School of Geography Science, Nanjing University of Information Science and Technology, Nanjing, China.
Upland Flue-cured Tobacco Quality & Ecology Key Laboratory of China Tobacco Guizhou Academy of Tobacco Science, Guiyang, China.
PLoS One. 2021 Mar 25;16(3):e0247028. doi: 10.1371/journal.pone.0247028. eCollection 2021.
Spectral similarity indices were used to select similar soil samples from a spectral library and improve the predictive accuracy of target samples. There are many similarity indices available, and precisely how to select the optimum index has become a critical question. Five similarity indices were evaluated: Spectral angle mapper (SAM), Euclidean distance (ED), Mahalanobis distance (MD), SAM_pca and ED_pca in the space of principal components applied to a global soil spectral library. The accordance between spectral and compositional similarity was used to select the optimum index. Then the optimum index was evaluated if it can maintain the greatest predictive accuracy when selecting similar samples from a spectral library for the prediction of a target sample using a partial least squares regression (PLSR) model. The evaluated physiochemical properties were: soil organic carbon, pH, cation exchange capacity (CEC), clay, silt, and sand content. SAM and SAM_pca selected samples were closer in composition compared to the target samples. Based on similar samples selected using these two indices, PLSR models achieved the highest predictive accuracy for all soil properties, save for CEC. This validates the hypothesis that the accordance information between spectral and compositional similarity can help select the appropriate similarity index when selecting similar samples from a spectral library for prediction.

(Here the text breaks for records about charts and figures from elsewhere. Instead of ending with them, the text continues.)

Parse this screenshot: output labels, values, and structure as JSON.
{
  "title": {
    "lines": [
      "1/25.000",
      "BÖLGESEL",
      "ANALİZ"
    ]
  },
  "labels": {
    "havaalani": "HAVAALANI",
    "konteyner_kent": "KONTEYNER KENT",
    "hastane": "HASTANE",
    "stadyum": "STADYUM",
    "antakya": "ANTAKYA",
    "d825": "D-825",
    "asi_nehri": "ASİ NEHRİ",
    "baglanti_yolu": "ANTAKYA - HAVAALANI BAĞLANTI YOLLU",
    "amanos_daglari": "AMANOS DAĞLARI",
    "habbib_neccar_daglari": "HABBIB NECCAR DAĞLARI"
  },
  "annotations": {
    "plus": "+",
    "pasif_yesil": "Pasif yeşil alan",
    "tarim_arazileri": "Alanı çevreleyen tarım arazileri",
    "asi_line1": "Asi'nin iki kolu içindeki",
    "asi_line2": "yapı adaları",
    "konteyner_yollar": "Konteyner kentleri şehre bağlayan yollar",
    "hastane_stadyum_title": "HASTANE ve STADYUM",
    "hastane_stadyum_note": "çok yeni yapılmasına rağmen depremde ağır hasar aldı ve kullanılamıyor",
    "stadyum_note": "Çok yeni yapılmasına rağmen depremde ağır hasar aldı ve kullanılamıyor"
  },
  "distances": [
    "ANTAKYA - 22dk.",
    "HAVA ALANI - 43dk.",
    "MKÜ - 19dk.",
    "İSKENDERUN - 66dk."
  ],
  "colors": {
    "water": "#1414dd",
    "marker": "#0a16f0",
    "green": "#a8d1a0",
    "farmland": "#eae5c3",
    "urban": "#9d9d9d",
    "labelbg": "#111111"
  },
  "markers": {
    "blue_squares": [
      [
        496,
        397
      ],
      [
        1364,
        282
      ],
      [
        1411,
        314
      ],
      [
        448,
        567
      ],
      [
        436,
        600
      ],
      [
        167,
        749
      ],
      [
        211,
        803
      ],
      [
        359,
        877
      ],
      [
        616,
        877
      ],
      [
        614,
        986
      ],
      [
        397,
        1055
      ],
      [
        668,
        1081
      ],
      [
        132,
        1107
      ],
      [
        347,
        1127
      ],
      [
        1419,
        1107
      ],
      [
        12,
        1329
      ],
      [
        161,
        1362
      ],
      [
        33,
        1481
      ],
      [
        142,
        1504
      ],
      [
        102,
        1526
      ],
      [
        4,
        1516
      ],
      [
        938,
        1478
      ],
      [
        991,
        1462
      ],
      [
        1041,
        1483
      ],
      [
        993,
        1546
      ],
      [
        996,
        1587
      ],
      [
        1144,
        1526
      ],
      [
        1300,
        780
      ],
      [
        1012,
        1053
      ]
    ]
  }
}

光谱相似性指数被用于从光谱库中选择相似的土壤样本,以提高目标样本的预测精度。有许多相似性指数可供选择,如何精确选择最优指数已成为一个关键问题。本研究评估了五种相似性指数:光谱角制图(SAM)、欧几里得距离(ED)、马氏距离(MD)、主成分空间中的 PCA-SAM 和 PCA-ED,应用于全球土壤光谱库。利用光谱相似性和组成相似性的一致性来选择最优指数。然后,评估最优指数在从光谱库中选择相似样本以使用偏最小二乘回归(PLSR)模型预测目标样本时,是否能保持最大的预测精度。评估的理化性质包括:土壤有机碳、pH 值、阳离子交换量(CEC)、粘土、粉砂和砂含量。与目标样本相比,使用 SAM 和 SAM_pca 选择的样本在组成上更接近。基于这两个指数选择的相似样本,PLSR 模型对所有土壤性质(除 CEC 外)的预测精度最高。这验证了一个假设,即光谱相似性和组成相似性之间的一致性信息有助于在从光谱库中选择相似样本进行预测时选择适当的相似性指数。